Day Two: The Championships - Wimbledon 2019
Day Two: The Championships - Wimbledon 2019

Tomic pursues legal action over Wimbledon fine

Bernard Tomic will continue to pursue Wimbledon for $80,000 prizemoney despite losing his original appeal, vowing to donate any money he recovers through legal action to Australian charities.

Tomic's appeal against being stripped of his entire first-round cheque was rejected by the International Tennis Federation's Grand Slam board after a stinging review of his Wimbledon performance.

Board director Bill Babcock savaged Tomic for a failing to meet "required professional standards" during a 58-minute loss to France's Jo-Wilfried Tsonga on July 2.

Bernard Tomic during his first round loss to Jo-Wilfried Tsonga. Picture: Getty
Bernard Tomic during his first round loss to Jo-Wilfried Tsonga. Picture: Getty

In an email, Babcock told Tomic he was sceptical the Queenslander was capable of competitive reform and invoked a virtual probation period of eight grand slams.

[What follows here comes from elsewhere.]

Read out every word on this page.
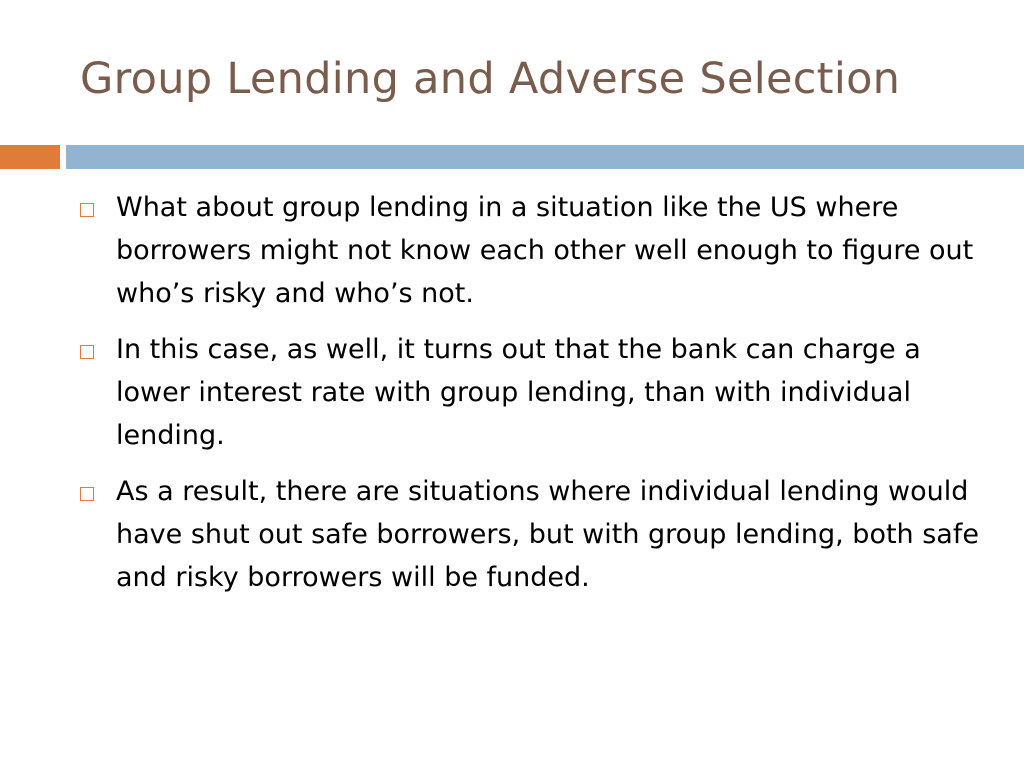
Group Lending and Adverse Selection
What about group lending in a situation like the US where borrowers might not know each other well enough to figure out who’s risky and who’s not.
In this case, as well, it turns out that the bank can charge a lower interest rate with group lending, than with individual lending.
As a result, there are situations where individual lending would have shut out safe borrowers, but with group lending, both safe and risky borrowers will be funded.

If, at the end of the two-year period, Tomic had not re-offended, the former world No. 17 would regain 25 per cent ($20,000) of the lost prizemoney.

The decision has enraged Tomic.

"They're sort of mocking me with what they're saying," Tomic said.

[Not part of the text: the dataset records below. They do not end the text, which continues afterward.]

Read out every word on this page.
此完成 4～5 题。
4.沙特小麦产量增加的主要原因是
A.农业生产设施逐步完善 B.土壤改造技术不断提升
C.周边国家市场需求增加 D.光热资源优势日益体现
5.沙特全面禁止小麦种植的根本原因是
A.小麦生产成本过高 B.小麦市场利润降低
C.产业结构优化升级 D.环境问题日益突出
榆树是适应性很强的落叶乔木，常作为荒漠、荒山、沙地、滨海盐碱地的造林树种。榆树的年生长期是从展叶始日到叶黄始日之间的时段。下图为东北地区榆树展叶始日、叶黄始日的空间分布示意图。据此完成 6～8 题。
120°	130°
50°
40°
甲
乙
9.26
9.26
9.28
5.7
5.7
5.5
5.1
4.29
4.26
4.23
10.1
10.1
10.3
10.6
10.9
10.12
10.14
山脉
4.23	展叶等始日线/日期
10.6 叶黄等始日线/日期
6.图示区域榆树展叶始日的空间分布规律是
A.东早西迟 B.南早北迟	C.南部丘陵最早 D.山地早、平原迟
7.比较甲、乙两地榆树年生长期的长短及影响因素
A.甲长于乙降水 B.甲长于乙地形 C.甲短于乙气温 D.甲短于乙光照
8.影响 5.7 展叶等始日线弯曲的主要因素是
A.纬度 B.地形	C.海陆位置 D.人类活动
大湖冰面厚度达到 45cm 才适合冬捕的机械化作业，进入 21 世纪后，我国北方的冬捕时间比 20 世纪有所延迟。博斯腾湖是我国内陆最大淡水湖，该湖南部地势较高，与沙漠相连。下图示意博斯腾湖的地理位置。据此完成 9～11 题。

"I don't need 25 per cent in two years.

"I don't need the money. It's about what's right.

 

Tomic has a history of tanking. Picture: Getty
Tomic has a history of tanking. Picture: Getty

 

"It's not fair that I've been given one of the biggest fines in grand slam history when I didn't receive one code violation in the match.

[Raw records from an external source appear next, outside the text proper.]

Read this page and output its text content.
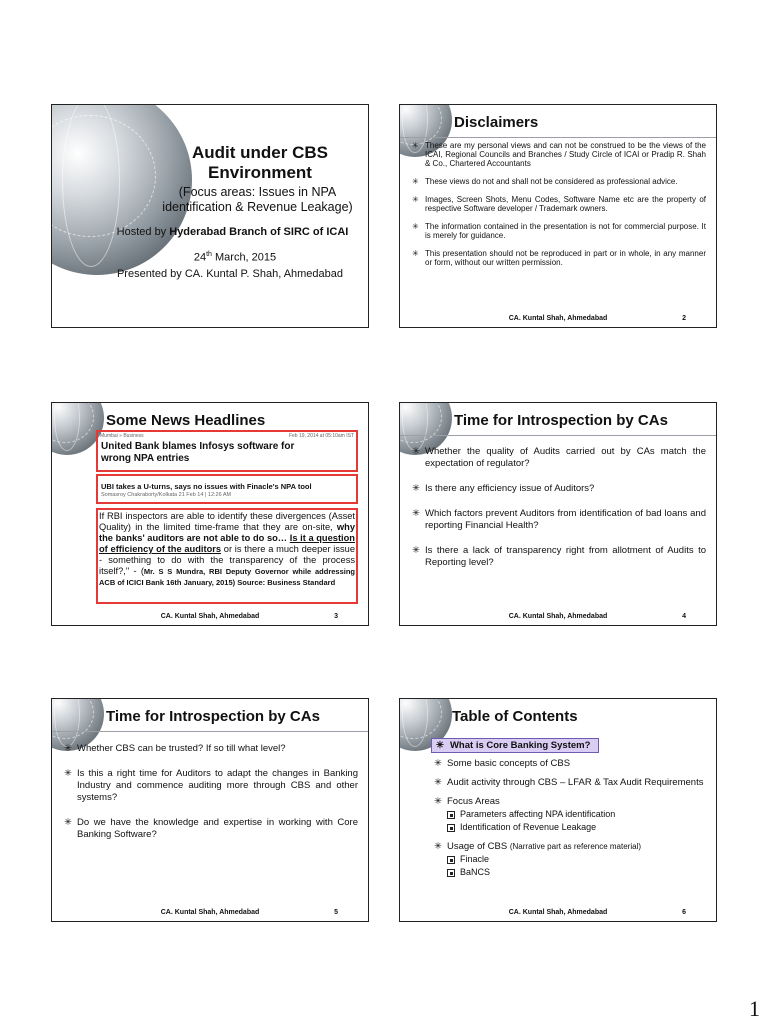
Audit under CBS
Environment
(Focus areas: Issues in NPA
identification & Revenue Leakage)
Hosted by Hyderabad Branch of SIRC of ICAI
24th March, 2015
Presented by CA. Kuntal P. Shah, Ahmedabad
Disclaimers
✳ These are my personal views and can not be construed to be the views of the ICAI, Regional Councils and Branches / Study Circle of ICAI or Pradip R. Shah & Co., Chartered Accountants
✳ These views do not and shall not be considered as professional advice.
✳ Images, Screen Shots, Menu Codes, Software Name etc are the property of respective Software developer / Trademark owners.
✳ The information contained in the presentation is not for commercial purpose. It is merely for guidance.
✳ This presentation should not be reproduced in part or in whole, in any manner or form, without our written permission.
CA. Kuntal Shah, Ahmedabad	2
Some News Headlines
Mumbai » Business	Feb 19, 2014 at 05:10am IST
United Bank blames Infosys software for
wrong NPA entries
UBI takes a U-turns, says no issues with Finacle's NPA tool
Somasroy Chakraborty/Kolkata 21 Feb 14 | 12:26 AM
If RBI inspectors are able to identify these divergences (Asset Quality) in the limited time-frame that they are on-site, why the banks' auditors are not able to do so… Is it a question of efficiency of the auditors or is there a much deeper issue - something to do with the transparency of the process itself?," - (Mr. S S Mundra, RBI Deputy Governor while addressing ACB of ICICI Bank 16th January, 2015) Source: Business Standard
CA. Kuntal Shah, Ahmedabad	3
Time for Introspection by CAs
✳ Whether the quality of Audits carried out by CAs match the expectation of regulator?
✳ Is there any efficiency issue of Auditors?
✳ Which factors prevent Auditors from identification of bad loans and reporting Financial Health?
✳ Is there a lack of transparency right from allotment of Audits to Reporting level?
CA. Kuntal Shah, Ahmedabad	4
Time for Introspection by CAs
✳ Whether CBS can be trusted? If so till what level?
✳ Is this a right time for Auditors to adapt the changes in Banking Industry and commence auditing more through CBS and other systems?
✳ Do we have the knowledge and expertise in working with Core Banking Software?
CA. Kuntal Shah, Ahmedabad	5
Table of Contents
✳ What is Core Banking System?
✳ Some basic concepts of CBS
✳ Audit activity through CBS – LFAR & Tax Audit Requirements
✳ Focus Areas
Parameters affecting NPA identification
Identification of Revenue Leakage
✳ Usage of CBS (Narrative part as reference material)
Finacle
BaNCS
CA. Kuntal Shah, Ahmedabad	6
1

"I told them after the match that I was feeling unwell.

"I am taking legal advice on this. Any prizemoney that I get back, I'll give to children charities in Australia."

Tomic was supported at Wimbledon by several players, including Novak Djokovic, Victoria Azarenka and Tsonga.

Tomic believes Babcock targeted his character while explaining reasons for his decision.

"Admittedly, I am sceptical that you can achieve this reform of grand slam on-court behaviour," Babcock said.

"Many others, no doubt, would be even more than just sceptical.

"Good luck and I hope to be pleasantly surprised in the future by your successful reform."